要验证您是否已将项目配置为使用 Snowpark,请运行简单的 Snowpark 代码示例。

  1. In the directory containing the files extracted from the .zip / .tar.gz file (i.e. the directory containing the run.sh script), create a Main.scala file that contains the code below:

    import com.snowflake.snowpark._
    import com.snowflake.snowpark.functions._
    
    object Main {
      def main(args: Array[String]): Unit = {
        // Replace the <placeholders> below.
        val configs = Map (
          "URL" -> "https://<account_identifier>.snowflakecomputing.cn:443",
          "USER" -> "<user name>",
          "PASSWORD" -> "<password>",
          "ROLE" -> "<role name>",
          "WAREHOUSE" -> "<warehouse name>",
          "DB" -> "<database name>",
          "SCHEMA" -> "<schema name>"
        )
        val session = Session.builder.configs(configs).create
        session.sql("show tables").show()
      }
    }

    Note the following:

    • Replace the placeholders with values that you use to connect to Snowflake.

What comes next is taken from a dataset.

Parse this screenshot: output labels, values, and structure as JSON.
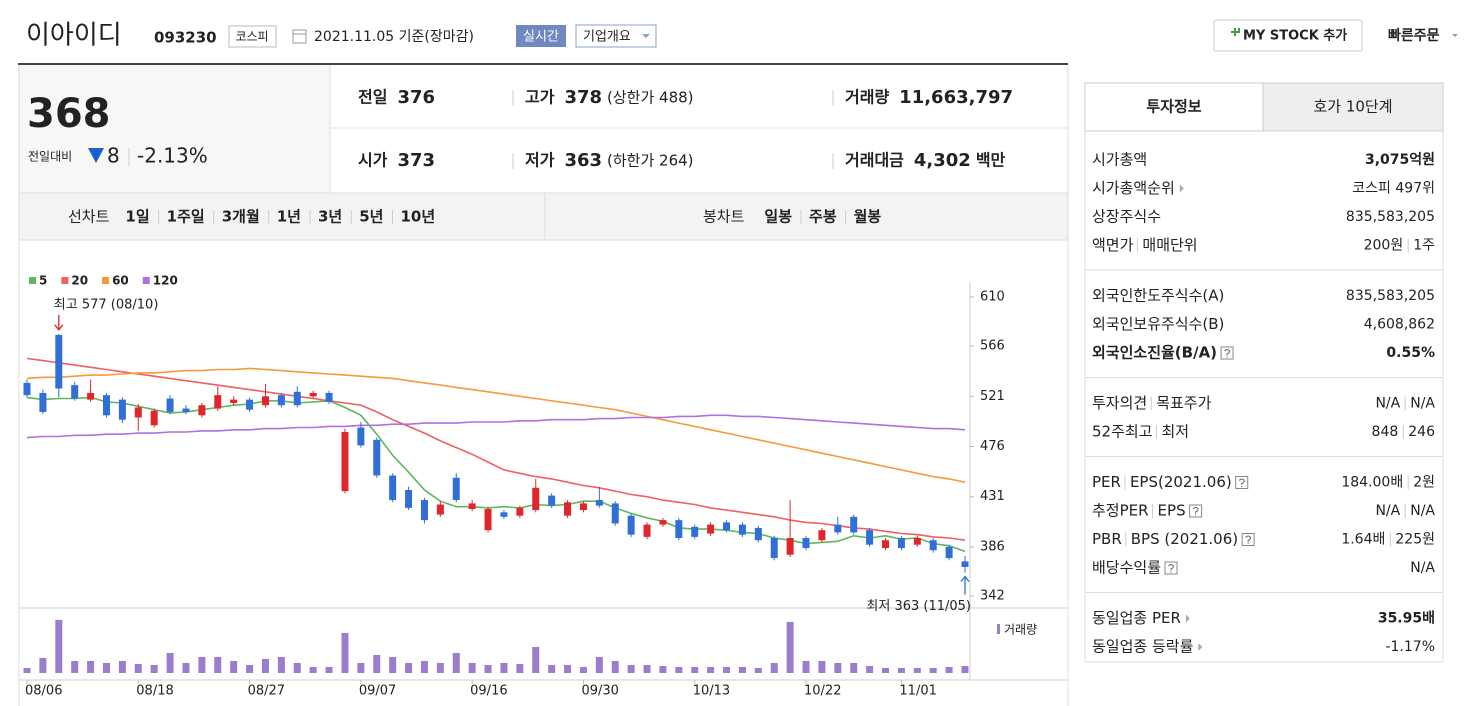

    • For account_identifier, specify your account identifier.

    • If you prefer to use key pair authentication:

      • Replace PASSWORD with PRIVATE_KEY_FILE, and set it to the path to your private key file.
      • If the private key is encrypted, you must set PRIVATE_KEY_FILE_PWD to the passphrase for decrypting the private key.

      As an alternative to setting PRIVATE_KEY_FILE and PRIVATE_KEY_FILE_PWD, you can set the PRIVATEKEY property to the string value of the unencrypted private key from the private key file.

      • For example, if your private key file is unencrypted, set this to the value of the key in the file (without the -----BEGIN PRIVATE KEY----- and -----END PRIVATE KEY----- header and footer and without the line endings).
      • Note that if the private key is encrypted, you must decrypt the key before setting it as the value of the PRIVATEKEY property.
  2. From within the directory, run the run.sh script to start the Scala REPL with the settings needed for the Snowpark library:

    ./run.sh
  3. 在 Scala REPL shell 中,输入以下命令以加载您刚刚创建的示例文件:

    :load Main.scala
  4. Run the following statement to execute the main method of the class that you loaded:

    Main.main(Array[String]())

    This runs the SHOW TABLES command and prints out the first 10 rows of the results.